GEGEN DIE IDIOTIE DER ELEKTRONISCHEN KUNST
(eine Vorlesung der freien Akademie gegen Idiotie)

'Friederike Pezold Friederike Pezold

Eine Idiotie der elektronischen Kunst ist: Wenn sie bereits vorhandene Idiotien nachahmt – anstatt ihnen etwas entgegenzusetzen!

Eine Idiotie ist der moderne Zeitgeist oder das moderne Zeitgefühl – das nichts anderes ist: als eine idiotische Raserei, wo die Menschen durch Zeit und Raum rasen und dir sagen, wenn du sie triffst – ich muß rasen – ich habe keine Zeit!?!? Und dieses "Keine Zeit haben" des modernen Menschen ist idiotisch, denn da die Arbeitszeiten immer kürzer geworden sind und die Menschen immer weniger arbeiten: müßten sie auch immer mehr Zeit haben!?!

Tatsächlich ist es aber so: je weniger die Menschen arbeiten, desto weniger Zeit haben sie und das ist eine Idiotie!

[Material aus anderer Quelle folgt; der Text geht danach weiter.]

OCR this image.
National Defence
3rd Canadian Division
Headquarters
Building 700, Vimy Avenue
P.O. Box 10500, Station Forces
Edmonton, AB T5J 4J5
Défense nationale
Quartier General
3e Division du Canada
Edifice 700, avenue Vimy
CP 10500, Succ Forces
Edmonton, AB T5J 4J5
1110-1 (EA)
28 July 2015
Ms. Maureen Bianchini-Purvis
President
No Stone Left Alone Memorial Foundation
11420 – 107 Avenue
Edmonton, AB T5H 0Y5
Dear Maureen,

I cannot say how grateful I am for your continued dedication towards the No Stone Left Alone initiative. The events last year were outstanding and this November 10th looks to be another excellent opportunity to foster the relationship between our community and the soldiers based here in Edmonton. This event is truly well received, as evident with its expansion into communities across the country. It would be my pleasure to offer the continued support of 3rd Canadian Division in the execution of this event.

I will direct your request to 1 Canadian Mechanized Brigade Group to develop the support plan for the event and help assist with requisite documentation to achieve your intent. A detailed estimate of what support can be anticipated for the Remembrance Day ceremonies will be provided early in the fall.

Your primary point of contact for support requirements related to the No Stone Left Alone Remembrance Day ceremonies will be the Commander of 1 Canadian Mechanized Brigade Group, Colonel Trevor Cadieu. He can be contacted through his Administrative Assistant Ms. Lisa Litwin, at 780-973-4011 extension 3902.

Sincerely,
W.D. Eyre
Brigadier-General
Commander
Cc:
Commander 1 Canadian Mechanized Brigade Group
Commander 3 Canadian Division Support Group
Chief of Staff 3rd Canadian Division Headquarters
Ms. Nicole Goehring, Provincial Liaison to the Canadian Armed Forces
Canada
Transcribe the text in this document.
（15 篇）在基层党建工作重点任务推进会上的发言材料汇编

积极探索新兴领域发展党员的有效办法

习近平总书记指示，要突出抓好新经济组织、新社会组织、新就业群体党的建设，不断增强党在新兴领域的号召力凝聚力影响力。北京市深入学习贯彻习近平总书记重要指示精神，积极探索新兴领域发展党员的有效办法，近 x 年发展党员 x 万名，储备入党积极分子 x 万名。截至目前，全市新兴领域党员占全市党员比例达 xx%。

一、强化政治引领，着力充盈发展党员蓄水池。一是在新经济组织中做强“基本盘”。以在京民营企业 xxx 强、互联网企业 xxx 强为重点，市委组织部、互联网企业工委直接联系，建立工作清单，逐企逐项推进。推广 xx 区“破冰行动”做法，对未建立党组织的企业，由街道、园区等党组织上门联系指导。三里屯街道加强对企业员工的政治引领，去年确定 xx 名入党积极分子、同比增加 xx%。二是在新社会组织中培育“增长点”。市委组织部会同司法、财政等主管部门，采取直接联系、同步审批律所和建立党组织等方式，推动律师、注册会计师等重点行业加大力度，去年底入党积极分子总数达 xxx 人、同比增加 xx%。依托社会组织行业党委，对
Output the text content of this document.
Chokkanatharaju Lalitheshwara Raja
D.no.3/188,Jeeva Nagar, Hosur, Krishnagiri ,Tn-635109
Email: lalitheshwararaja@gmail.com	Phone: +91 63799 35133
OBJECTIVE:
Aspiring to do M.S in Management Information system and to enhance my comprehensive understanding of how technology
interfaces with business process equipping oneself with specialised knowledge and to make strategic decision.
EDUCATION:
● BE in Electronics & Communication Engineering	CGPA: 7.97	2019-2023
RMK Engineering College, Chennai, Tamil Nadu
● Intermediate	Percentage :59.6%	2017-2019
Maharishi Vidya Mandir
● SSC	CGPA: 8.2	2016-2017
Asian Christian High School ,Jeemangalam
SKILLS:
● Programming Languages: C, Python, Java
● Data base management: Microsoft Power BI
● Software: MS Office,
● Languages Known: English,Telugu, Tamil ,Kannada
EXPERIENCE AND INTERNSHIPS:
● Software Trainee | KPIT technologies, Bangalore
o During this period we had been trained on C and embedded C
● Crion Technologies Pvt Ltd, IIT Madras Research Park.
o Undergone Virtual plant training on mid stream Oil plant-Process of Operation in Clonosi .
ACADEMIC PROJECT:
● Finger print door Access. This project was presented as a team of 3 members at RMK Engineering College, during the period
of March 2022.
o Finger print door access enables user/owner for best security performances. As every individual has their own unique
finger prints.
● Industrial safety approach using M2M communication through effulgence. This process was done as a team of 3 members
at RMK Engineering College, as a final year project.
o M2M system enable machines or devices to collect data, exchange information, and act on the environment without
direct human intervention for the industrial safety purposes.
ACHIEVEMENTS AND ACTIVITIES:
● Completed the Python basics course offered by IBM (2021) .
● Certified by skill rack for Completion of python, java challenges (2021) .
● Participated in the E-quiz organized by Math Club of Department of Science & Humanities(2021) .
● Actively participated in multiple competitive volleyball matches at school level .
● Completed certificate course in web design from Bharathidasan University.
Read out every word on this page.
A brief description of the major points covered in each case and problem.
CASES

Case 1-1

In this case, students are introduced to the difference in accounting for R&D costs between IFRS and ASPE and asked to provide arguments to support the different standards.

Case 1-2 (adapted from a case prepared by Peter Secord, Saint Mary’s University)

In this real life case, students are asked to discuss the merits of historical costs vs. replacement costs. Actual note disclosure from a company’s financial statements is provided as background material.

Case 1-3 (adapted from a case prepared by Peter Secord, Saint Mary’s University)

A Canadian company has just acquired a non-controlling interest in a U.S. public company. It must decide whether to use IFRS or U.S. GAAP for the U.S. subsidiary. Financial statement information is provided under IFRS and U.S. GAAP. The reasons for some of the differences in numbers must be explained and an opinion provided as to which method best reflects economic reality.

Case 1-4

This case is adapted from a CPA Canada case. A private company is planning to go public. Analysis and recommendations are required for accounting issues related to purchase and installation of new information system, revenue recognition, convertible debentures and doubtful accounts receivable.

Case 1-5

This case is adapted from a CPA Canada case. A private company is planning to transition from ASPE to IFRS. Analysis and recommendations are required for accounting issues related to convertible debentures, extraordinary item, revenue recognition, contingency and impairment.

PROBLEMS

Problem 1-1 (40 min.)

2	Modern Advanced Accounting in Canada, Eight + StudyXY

Eine Idiotie deren Folge ist: daß die Menschen so hektisch wie von der Tarantel gestochen durch die Gegend rasen! Eine Idiotie, die die elektronische Kunst dadurch nachahmt: indem sie die Bilder so hektisch wie von der Tarantel gestochen durch den Computer oder den Bildschirm rasen läßt! Und wenn Peter Weibel, der hektische Professor, durch die Gegend rast, zum Beispiel durch Amerika, von wo er seine Ideen herholt und die Chaosforschung mitbringt – so ist dagegen nichts zu sagen – sehr wohl aber dagegen, daß er in einem Text über die Chaosforschung in etwa folgendes schreibt: Daß das im Kino sitzen und einen Film von Anfang bis Ende anschauen überholt ist – modern dagegen, wenn man von Kino zu Kino hetzt und jeden Film nur ein paar Sekunden anschaut und dann zum nächsten rast – und das finde ich idiotisch! Eine Idiotie, die nicht neu ist sondern überholt, weil die Menschen schon die längste Zeit, also schon viel zu lange, wie gehetzte Affen durch die Gegend rasen. Die Raserei kommt von dem idiotischen Zeitgeist "In kürzester Zeit immer mehr und schneller" konsumieren, der aus der Welt und dem menschlichen Kopf einen überfüllten Ramschladen gemacht hat.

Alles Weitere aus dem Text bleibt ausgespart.